Euronews:E qual seria o papel dos europeus, nomeadamente nesta
nova pareceria de comércio e investimento? Qual é o modelo que seria desejável
para otimizar esse crescimento?
Armando Guebuza:O que a Europa pode e deve continuar a fazer é
apoiar-nos, sobretudo, nas infraestruturas, na formação e no combate às doenças
perigosas. Em Moçambique está-se a trabalhar, numa fase ainda pouco avançada,
na pesquisa da vacina contra a cólera para as crianças. A mão da Europa tem
sido muito forte no apoio à criação das instituições. Moçambique tem hoje mais
de 40 instituições de ensino superior distribuídas por todas as províncias.

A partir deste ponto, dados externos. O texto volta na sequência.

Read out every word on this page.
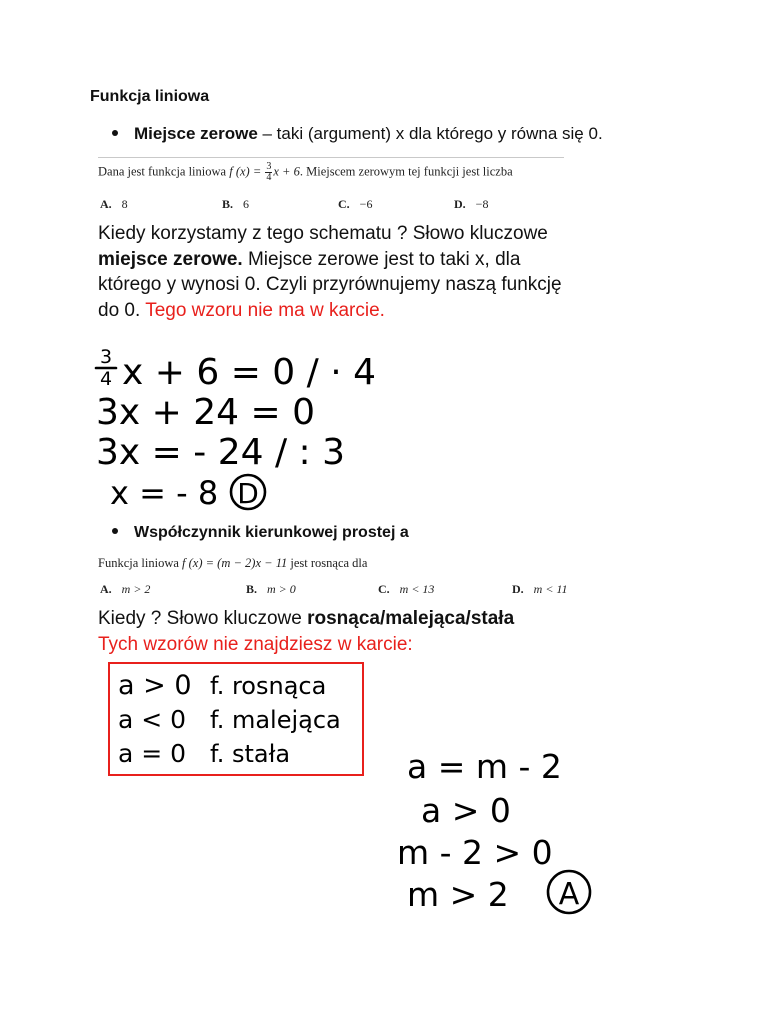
Funkcja liniowa
Miejsce zerowe – taki (argument) x dla którego y równa się 0.
Dana jest funkcja liniowa f $(x) = \frac{3}{4}$ x + 6. Miejscem zerowym tej funkcji jest liczba
A. 8	B. 6	C. −6	D. −8
Kiedy korzystamy z tego schematu ? Słowo kluczowe miejsce zerowe. Miejsce zerowe jest to taki x, dla którego y wynosi 0. Czyli przyrównujemy naszą funkcję do 0. Tego wzoru nie ma w karcie.
3
4 x + 6 = 0 / · 4
3x + 24 = 0
3x = - 24 / : 3
x = - 8 D
Współczynnik kierunkowej prostej a
Funkcja liniowa f (x) = (m − 2)x − 11 jest rosnąca dla
A. m > 2	B. m > 0	C. m < 13	D. m < 11
Kiedy ? Słowo kluczowe rosnąca/malejąca/stała
Tych wzorów nie znajdziesz w karcie:
a > 0 f. rosnąca
a < 0 f. malejąca
a = 0 f. stała	a = m - 2
a > 0
m - 2 > 0
m > 2 A
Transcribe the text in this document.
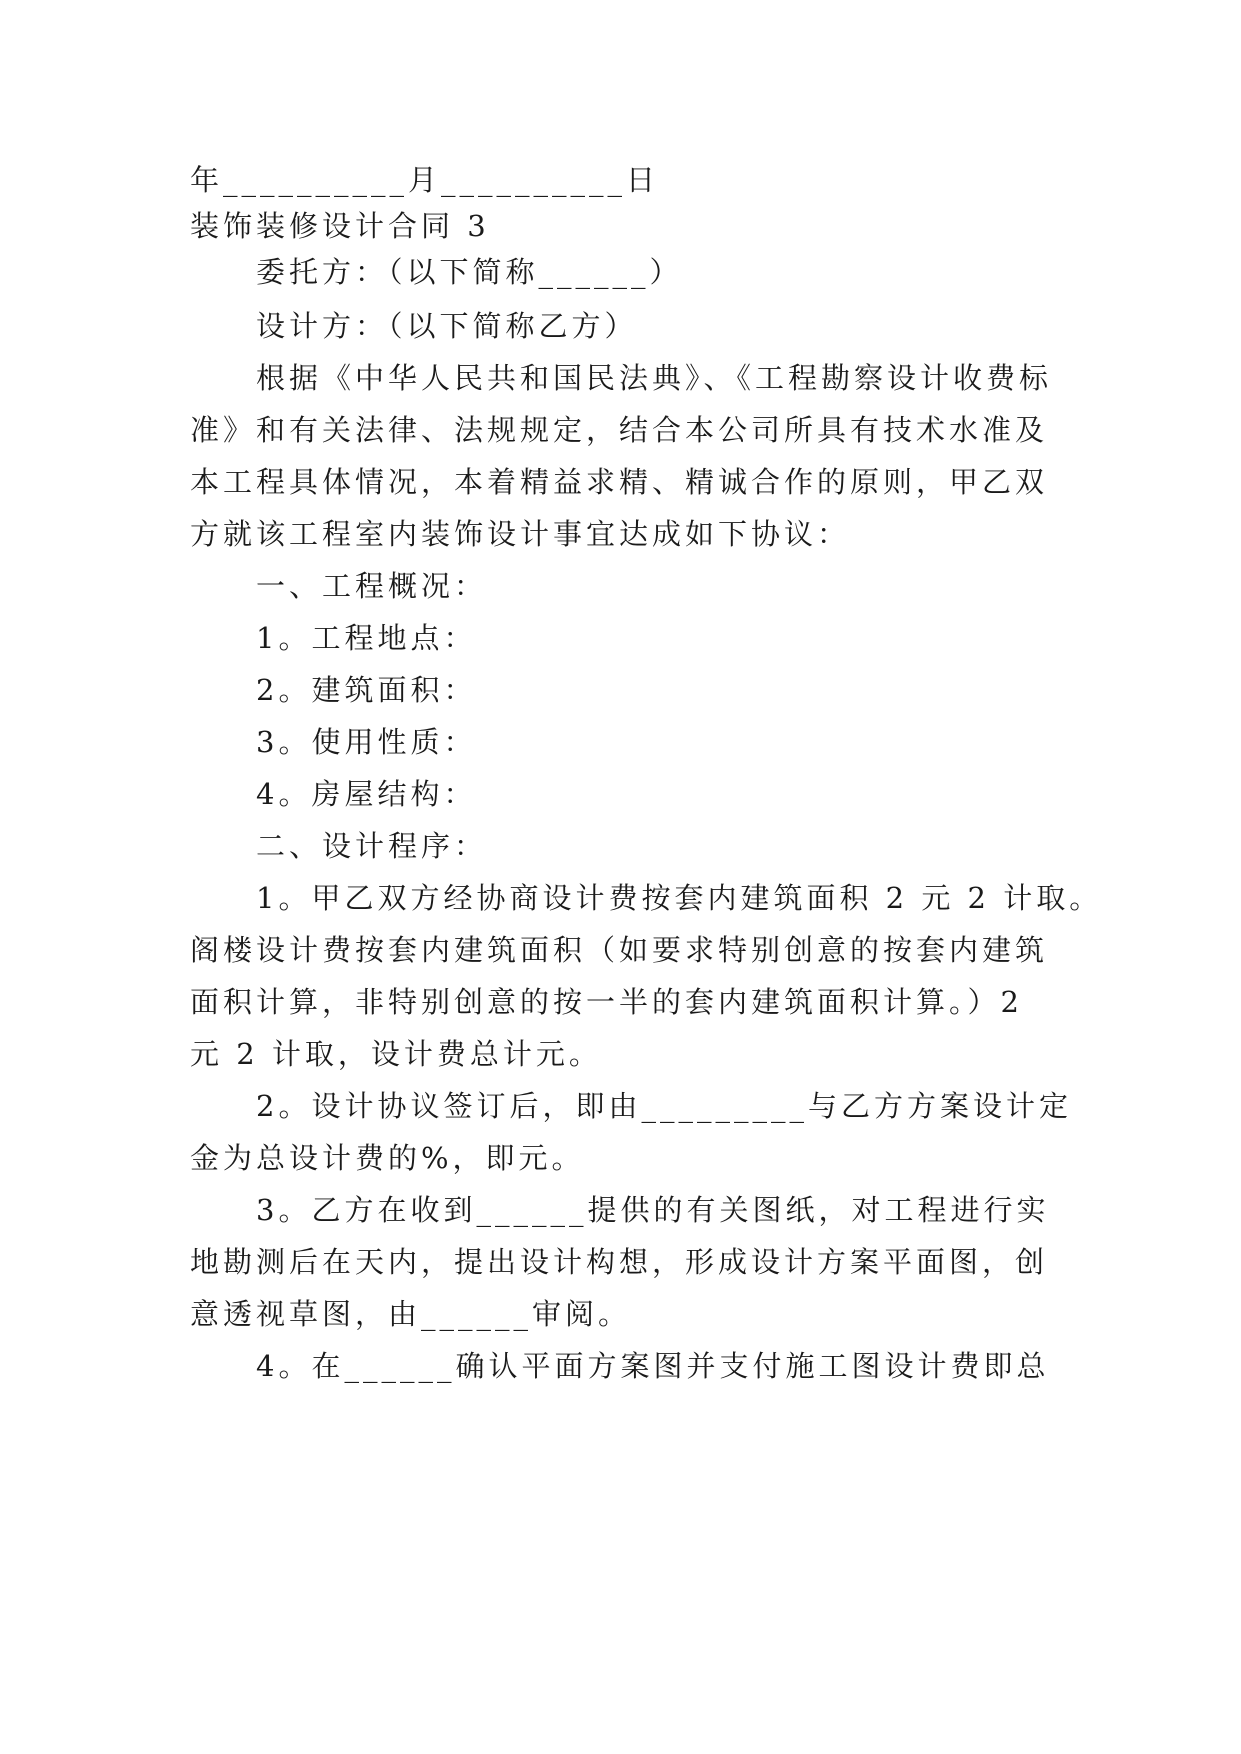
年__________月__________日
装饰装修设计合同 3
委托方：（以下简称______）
设计方：（以下简称乙方）
根据《中华人民共和国民法典》、《工程勘察设计收费标
准》和有关法律、法规规定，结合本公司所具有技术水准及
本工程具体情况，本着精益求精、精诚合作的原则，甲乙双
方就该工程室内装饰设计事宜达成如下协议：
一、工程概况：
1。工程地点：
2。建筑面积：
3。使用性质：
4。房屋结构：
二、设计程序：
1。甲乙双方经协商设计费按套内建筑面积 2 元 2 计取。
阁楼设计费按套内建筑面积（如要求特别创意的按套内建筑
面积计算，非特别创意的按一半的套内建筑面积计算。）2
元 2 计取，设计费总计元。
2。设计协议签订后，即由_________与乙方方案设计定
金为总设计费的%，即元。
3。乙方在收到______提供的有关图纸，对工程进行实
地勘测后在天内，提出设计构想，形成设计方案平面图，创
意透视草图，由______审阅。
4。在______确认平面方案图并支付施工图设计费即总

Euronews:O facto é que a taxa de pobreza não tem decrescido
como seria de esperar. Metade da população ainda vive na pobreza. Os
transportes, o acesso à água e à eletricidade é algo para a elite. Ora se há
mais dinheiro disponível, porque é que não há mais serviços?
Armando Guebuza:A atitude das pessoas não muda só porque houve um
crescimento repentino de 10% ou 15%. A distribuição de riqueza não se faz em
termos aritméticos nem matemáticos, faz-se criando empregos, hospitais,
infraestruturas, etc. Cada uma dessas coisas leva muito tempo a construir.
Apesar do crescimento que África está tendo, ainda necessita, por exemplo, para
fazer uma estrada asfaltada de 100 ou 200 quilómetros, de grandes investimentos
que não estão a seu dispor. Mesmo na Europa e noutros países desenvolvidos a
crise tem a ver com falta de emprego. Não pode dizer-se que é falta de
dinheiro, de recursos! Tem os recursos mas não a ponto de absorver toda a
mão-de-obra. Nós, que estamos a começar a crescer, obviamente não podemos ver
de um ano para o outro esse desenvolvimento.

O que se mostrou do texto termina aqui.